France National Assembly Says No to FrackingMay 11, 2011 | Parker Waichman LLP
It looks like some in Europe aren’t ready to embrace hydraulic fracturing, or fracking, with the same enthusiasm we've seen from some quarters here in the U.S. In France, the National Assembly has just approved a law that would ban the controversial oil and natural gas drilling technique. The legislation moves next to the Senate.

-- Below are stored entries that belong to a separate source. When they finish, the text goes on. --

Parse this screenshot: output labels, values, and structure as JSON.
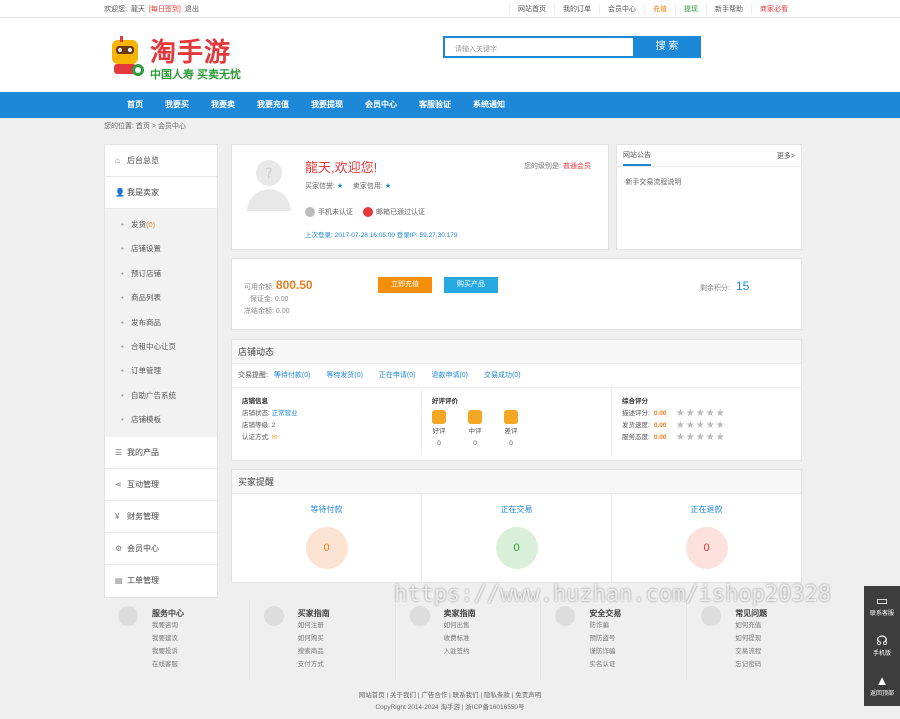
{
  "topbar": {
    "welcome": "欢迎您:",
    "username": "龍天",
    "checkin": "[每日签到]",
    "logout": "退出",
    "links": [
      "网站首页",
      "我的订单",
      "会员中心",
      "充值",
      "提现",
      "新手帮助",
      "商家必看"
    ]
  },
  "logo": {
    "name": "淘手游",
    "slogan": "中国人寿 买卖无忧"
  },
  "search": {
    "placeholder": "请输入关键字",
    "button": "搜 索"
  },
  "nav": [
    "首页",
    "我要买",
    "我要卖",
    "我要充值",
    "我要提现",
    "会员中心",
    "客服验证",
    "系统通知"
  ],
  "breadcrumb": "您的位置: 首页 > 会员中心",
  "sidebar": {
    "home": "后台总览",
    "seller": "我是卖家",
    "sub": [
      "发货",
      "店铺设置",
      "预订店铺",
      "商品列表",
      "发布商品",
      "合租中心让页",
      "订单管理",
      "自助广告系统",
      "店铺模板"
    ],
    "sub_count": "(0)",
    "rest": [
      "我的产品",
      "互动管理",
      "财务管理",
      "会员中心",
      "工单管理"
    ]
  },
  "profile": {
    "welcome": "龍天,欢迎您!",
    "grade_label": "您的级别是:",
    "grade": "普通会员",
    "buyer_credit": "买家信誉:",
    "seller_credit": "卖家信用:",
    "phone_cert": "手机未认证",
    "email_cert": "邮箱已通过认证",
    "last_login": "上次登录: 2017-07-28 16:05:00     登录IP: 59.27.30.179"
  },
  "notice": {
    "tab": "网站公告",
    "more": "更多>",
    "item": "·新手交易流程说明"
  },
  "balance": {
    "available_label": "可用余额:",
    "available": "800.50",
    "deposit_label": "保证金:",
    "deposit": "0.00",
    "frozen_label": "冻结余额:",
    "frozen": "0.00",
    "recharge_btn": "立即充值",
    "buy_btn": "购买产品",
    "points_label": "剩余积分:",
    "points": "15"
  },
  "shop": {
    "title": "店铺动态",
    "trade_label": "交易提醒:",
    "trade_items": [
      "等待付款(0)",
      "等待发货(0)",
      "正在申请(0)",
      "退款申请(0)",
      "交易成功(0)"
    ],
    "info_title": "店铺信息",
    "info_status_label": "店铺状态:",
    "info_status": "正常营业",
    "info_level_label": "店铺等级:",
    "info_level": "2",
    "info_cert_label": "认证方式:",
    "eval_title": "好评评价",
    "eval_items": [
      {
        "label": "好评",
        "count": "0"
      },
      {
        "label": "中评",
        "count": "0"
      },
      {
        "label": "差评",
        "count": "0"
      }
    ],
    "score_title": "综合评分",
    "scores": [
      {
        "label": "描述评分:",
        "value": "0.00"
      },
      {
        "label": "发货速度:",
        "value": "0.00"
      },
      {
        "label": "服务态度:",
        "value": "0.00"
      }
    ]
  },
  "remind": {
    "title": "买家提醒",
    "items": [
      {
        "label": "等待付款",
        "count": "0"
      },
      {
        "label": "正在交易",
        "count": "0"
      },
      {
        "label": "正在退款",
        "count": "0"
      }
    ]
  },
  "footer": {
    "cols": [
      {
        "title": "服务中心",
        "items": [
          "我要咨询",
          "我要建议",
          "我要投诉",
          "在线客服"
        ]
      },
      {
        "title": "买家指南",
        "items": [
          "如何注册",
          "如何购买",
          "搜索商品",
          "支付方式"
        ]
      },
      {
        "title": "卖家指南",
        "items": [
          "如何出售",
          "收费标准",
          "入驻签约"
        ]
      },
      {
        "title": "安全交易",
        "items": [
          "防诈骗",
          "预防盗号",
          "谨防诈骗",
          "实名认证"
        ]
      },
      {
        "title": "常见问题",
        "items": [
          "如何充值",
          "如何提现",
          "交易流程",
          "忘记密码"
        ]
      }
    ],
    "links": "网站首页 | 关于我们 | 广告合作 | 联系我们 | 隐私条款 | 免责声明",
    "copyright": "CopyRight 2014-2024 淘手游 | 浙ICP备16016550号"
  },
  "float": {
    "service": "联系客服",
    "mobile": "手机版",
    "top": "返回顶部"
  },
  "watermark": "https://www.huzhan.com/ishop20328"
}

According to a report from France24.com, several hundred people rallied outside the French parliament building to protest fracking while the National Assembly debated the ban. That crowd included some French presidential candidates, as well as the widow of former President François Mitterrand. The fracking debate took off in France earlier this year, when it was discovered that the government had quietly given energy companies exploration permits for work in some of France’s most scenic regions. Electoral defeats prompted the party of President Nicolas Sarkozy to do an about face, and last month, it ordered a temporary freeze on shale gas exploration, France24.com said.
The fracking ban approved by the National Assembly was actually drafted by Sarkozy's conservative party. If it becomes law, shale gas drilling would still be allowed, just not via fracking.

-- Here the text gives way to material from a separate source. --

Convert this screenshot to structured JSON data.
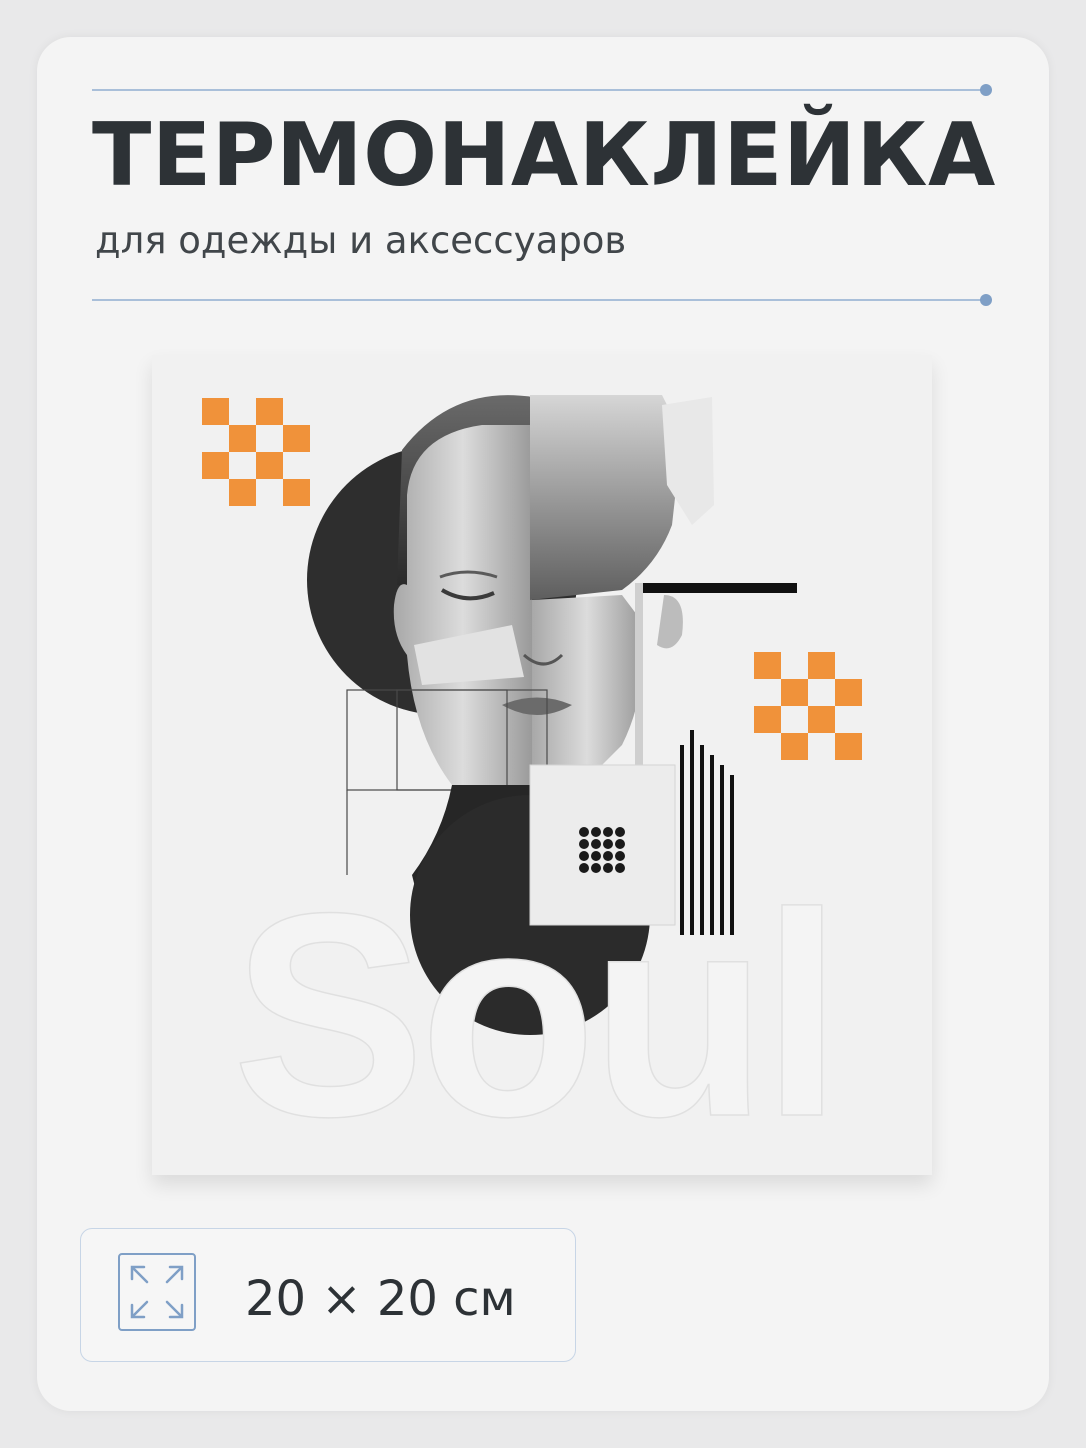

According to a report from the Financial Times, if the ban becomes law, companies that admit to drilling via fracking would have their permits revoked. Companies such as Total, GDF-Suez and the US explorer Toreador are among those that could see their permits revoked.
Fracking involves shooting a cocktail of water, sand and chemicals into rock formations at high pressure to shake loose natural gas formations. The process is controversial because of concerns that it could pollute the water table. In the U.S. where fracking is quickly becoming widespread, the technique has been blamed for methane contamination of drinking water wells. Accidents, including blowouts at natural gas wells, have also caused contamination from fracking fluid spills.